Oran: Des vastes chantiers qui s’éternisent

La wilaya d’Oran est devenue un immense chantier à ciel ouvert. Des milliers de logements, tous types confondus, ont été lancés.

Beaucoup plus que la plupart de nos villes, la capitale de l’Ouest a connu une vigoureuse croissance urbaine, comme le montrent les différents recensements qui corroborent la thèse de la mobilité intra-urbaine. Malheureusement et malgré la cadence des travaux, il est devenu fréquent de voir, dans certaines parties de la ville notamment sa périphérie, des chantiers de constructions qui n’en finissent plus. Cela est surtout vrai pour certaines bâtisses individuelles, certaines coopératives immobilières, ou encore les dizaines de nouveaux immeubles de la promotion immobilière, dont les travaux commencent, s’arrêtent, reprennent, et ainsi vogue la galère. Selon un travail réalisé par l’Université d’Oran, il est noté qu’au «moment où le taux d’accroissement de la commune d’Oran stagne, voire régresse, ceux des communes périphériques explosent». C’est que depuis quelque temps, la périphérie est devenue le lieu de desserrement de la ville et d’expression de politiques urbaines diverses faisant se juxtaposer ou se superposer des quartiers produits dans des contextes différents (les ensembles de logement social, les coopératives et les lotissements en accession à la propriété, les grands équipements et infrastructures, etc.). Cette périphérie concentre également la propriété publique, puisque «dans l’agglomération oranaise, la quasi-totalité des zones d’extension urbaine relève du domaine privé de l’Etat». L’abondance de cette propriété et la possibilité de son aliénation font que la périphérie se construit en empruntant un cheminement singulier, ce qui démontre les nouvelles dynamiques urbaines, très souvent anarchiques. Le constat est le même partout à Oran. Les travaux s’arrêtent souvent pour des raisons inconnues et ne reprennent plus.

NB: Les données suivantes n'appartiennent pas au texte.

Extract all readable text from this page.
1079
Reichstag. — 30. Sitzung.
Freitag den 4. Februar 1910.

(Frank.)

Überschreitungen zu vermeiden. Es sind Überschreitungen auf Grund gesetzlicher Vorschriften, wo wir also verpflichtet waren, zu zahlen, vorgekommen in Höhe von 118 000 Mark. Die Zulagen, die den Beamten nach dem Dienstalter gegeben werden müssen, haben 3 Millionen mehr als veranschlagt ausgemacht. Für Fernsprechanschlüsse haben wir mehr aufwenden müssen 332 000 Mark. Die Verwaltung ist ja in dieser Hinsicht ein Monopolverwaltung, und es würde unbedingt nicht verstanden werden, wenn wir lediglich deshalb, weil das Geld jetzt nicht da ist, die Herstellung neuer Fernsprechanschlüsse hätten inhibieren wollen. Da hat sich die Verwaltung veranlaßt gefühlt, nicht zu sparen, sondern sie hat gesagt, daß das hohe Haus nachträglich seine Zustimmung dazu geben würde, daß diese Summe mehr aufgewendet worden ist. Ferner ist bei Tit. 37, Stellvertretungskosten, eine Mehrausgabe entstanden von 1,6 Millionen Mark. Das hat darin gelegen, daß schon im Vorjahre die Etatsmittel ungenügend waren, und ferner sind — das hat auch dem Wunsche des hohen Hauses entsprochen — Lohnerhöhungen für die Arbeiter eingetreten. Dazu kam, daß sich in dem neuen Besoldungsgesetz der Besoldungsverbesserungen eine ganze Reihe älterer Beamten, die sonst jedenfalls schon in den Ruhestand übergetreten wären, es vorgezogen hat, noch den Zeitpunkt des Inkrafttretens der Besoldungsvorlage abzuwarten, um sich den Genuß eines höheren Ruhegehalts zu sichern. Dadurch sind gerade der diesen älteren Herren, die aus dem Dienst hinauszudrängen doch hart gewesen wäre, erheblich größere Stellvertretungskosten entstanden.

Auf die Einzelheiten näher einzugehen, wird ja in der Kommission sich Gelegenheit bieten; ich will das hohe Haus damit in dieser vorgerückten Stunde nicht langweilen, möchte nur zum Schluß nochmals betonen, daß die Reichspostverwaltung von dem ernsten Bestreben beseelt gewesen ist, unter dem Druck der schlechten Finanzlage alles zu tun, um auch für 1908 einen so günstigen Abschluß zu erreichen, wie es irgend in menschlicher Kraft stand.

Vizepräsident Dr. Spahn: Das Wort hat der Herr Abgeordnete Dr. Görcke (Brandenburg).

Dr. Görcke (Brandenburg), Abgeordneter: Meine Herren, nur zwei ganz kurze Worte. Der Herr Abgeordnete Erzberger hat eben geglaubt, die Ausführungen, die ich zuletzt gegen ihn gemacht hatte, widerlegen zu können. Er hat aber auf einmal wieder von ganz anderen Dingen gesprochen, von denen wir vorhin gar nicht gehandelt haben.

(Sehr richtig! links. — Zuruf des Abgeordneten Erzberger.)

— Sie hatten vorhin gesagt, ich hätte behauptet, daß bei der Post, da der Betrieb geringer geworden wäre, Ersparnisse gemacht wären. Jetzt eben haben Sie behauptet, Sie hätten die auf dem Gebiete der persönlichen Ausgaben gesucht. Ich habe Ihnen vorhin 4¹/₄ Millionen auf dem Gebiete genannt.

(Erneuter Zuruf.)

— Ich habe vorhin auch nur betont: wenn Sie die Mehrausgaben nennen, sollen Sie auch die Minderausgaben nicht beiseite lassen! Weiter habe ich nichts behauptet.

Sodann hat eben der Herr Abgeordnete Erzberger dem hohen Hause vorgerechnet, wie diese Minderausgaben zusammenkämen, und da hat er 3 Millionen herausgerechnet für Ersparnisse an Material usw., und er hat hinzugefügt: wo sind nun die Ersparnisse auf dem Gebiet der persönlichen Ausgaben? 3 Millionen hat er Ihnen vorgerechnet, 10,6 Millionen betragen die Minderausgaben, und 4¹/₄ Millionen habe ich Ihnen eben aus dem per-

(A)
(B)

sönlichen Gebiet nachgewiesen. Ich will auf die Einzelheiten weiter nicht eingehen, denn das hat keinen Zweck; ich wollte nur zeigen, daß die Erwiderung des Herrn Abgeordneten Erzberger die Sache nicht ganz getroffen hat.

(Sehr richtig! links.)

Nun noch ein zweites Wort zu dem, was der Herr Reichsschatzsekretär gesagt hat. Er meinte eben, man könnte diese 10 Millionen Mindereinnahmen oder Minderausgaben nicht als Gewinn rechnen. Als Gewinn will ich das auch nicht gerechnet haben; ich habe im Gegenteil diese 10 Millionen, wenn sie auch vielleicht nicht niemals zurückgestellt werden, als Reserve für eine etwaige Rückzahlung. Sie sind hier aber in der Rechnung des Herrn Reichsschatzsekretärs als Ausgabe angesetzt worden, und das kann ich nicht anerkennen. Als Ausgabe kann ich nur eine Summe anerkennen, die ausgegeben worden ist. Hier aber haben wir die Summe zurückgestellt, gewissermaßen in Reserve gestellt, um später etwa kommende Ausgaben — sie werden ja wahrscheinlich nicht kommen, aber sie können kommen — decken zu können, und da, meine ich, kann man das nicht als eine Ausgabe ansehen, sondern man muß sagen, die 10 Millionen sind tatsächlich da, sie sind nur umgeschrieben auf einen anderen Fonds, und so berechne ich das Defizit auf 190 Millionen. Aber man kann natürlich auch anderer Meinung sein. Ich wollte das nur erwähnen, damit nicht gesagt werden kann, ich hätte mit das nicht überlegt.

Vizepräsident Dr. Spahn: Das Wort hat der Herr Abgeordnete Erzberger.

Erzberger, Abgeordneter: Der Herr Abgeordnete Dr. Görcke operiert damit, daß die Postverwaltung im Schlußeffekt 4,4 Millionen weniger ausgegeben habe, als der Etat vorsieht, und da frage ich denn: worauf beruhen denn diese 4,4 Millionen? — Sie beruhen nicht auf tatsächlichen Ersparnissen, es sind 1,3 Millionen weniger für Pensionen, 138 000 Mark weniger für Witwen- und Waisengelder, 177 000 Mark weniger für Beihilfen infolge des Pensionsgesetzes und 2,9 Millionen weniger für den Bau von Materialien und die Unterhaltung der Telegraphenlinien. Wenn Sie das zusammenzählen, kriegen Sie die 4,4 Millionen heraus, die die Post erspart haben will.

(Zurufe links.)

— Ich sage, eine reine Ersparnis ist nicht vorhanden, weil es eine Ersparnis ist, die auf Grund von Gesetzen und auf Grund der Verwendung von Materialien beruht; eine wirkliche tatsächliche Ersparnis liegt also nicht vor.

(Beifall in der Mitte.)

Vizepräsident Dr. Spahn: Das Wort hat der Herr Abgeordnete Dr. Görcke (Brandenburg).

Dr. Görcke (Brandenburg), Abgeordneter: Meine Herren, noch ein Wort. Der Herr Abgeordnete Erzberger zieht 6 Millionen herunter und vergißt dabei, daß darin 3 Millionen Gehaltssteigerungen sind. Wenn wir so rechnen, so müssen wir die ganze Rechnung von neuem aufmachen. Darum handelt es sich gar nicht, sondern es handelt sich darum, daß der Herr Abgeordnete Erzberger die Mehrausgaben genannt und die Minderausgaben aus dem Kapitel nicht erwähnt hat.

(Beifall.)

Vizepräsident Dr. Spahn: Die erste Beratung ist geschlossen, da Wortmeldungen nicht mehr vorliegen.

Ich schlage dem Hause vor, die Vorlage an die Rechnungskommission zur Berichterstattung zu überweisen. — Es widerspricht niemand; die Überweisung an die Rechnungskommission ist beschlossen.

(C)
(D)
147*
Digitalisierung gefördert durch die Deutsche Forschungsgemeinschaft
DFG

Pour combien de temps, ce décor va-t-il encore durer ?
Il est, pour le moins étrange, que certains chantiers puissent durer indéfiniment, défigurant le visage de la wilaya et, surtout, de son chef-lieu. Pourtant, les responsables ont insisté, à maintes reprises, sur la nécessité de ne pas s’éterniser dans ce genre de travaux d’édification ou d’extension. De telles négligences démontrent un manque de sérieux et d’implication de la part des maîtres d’ouvrage et d’œuvre. De surcroît, elles ulcèrent les Oranais qui sont chagrinés de voir le paysage urbain de la deuxième ville du pays ainsi défiguré car ils sont soucieux de l’image que reflètent leurs quartiers, leur ville, leur wilaya en constatant avec amertume leur altération. Surtout, à l’approche des Jeux méditerranéens où Oran doit donner une grande image du reste du pays. Une source près de la wilaya assure que «l’opération de recensement des bâtisses inachevées au niveau des 16 communes de la wilaya, lancée depuis quelque temps, a permis aux services de la Direction de l’urbanisme de la wilaya de relever l’existence de centaines de carcasses en béton, essentiellement des résidences et des villas, dont les travaux n’ont toujours pas été achevés. Ces chantiers, qui traînent depuis plusieurs années, sont à l’origine de nombreux désagréments causés aux habitants». Ces édifices finissent par défigurer le cadre urbain, au grand dam des citoyens qui avancent des solutions, qu’ils veulent radicales, pour juguler ce phénomène : «Ce qu’il faut pour empêcher ces pratiques, ce sont des mesures strictes et rigoureuses, ainsi que des sanctions pour ceux qui n’en tiennent pas compte.» Il semble que, jusque-là, les centaines de mises en demeure adressées aux propriétaires de carcasses n’ont pas encore fait leur effet.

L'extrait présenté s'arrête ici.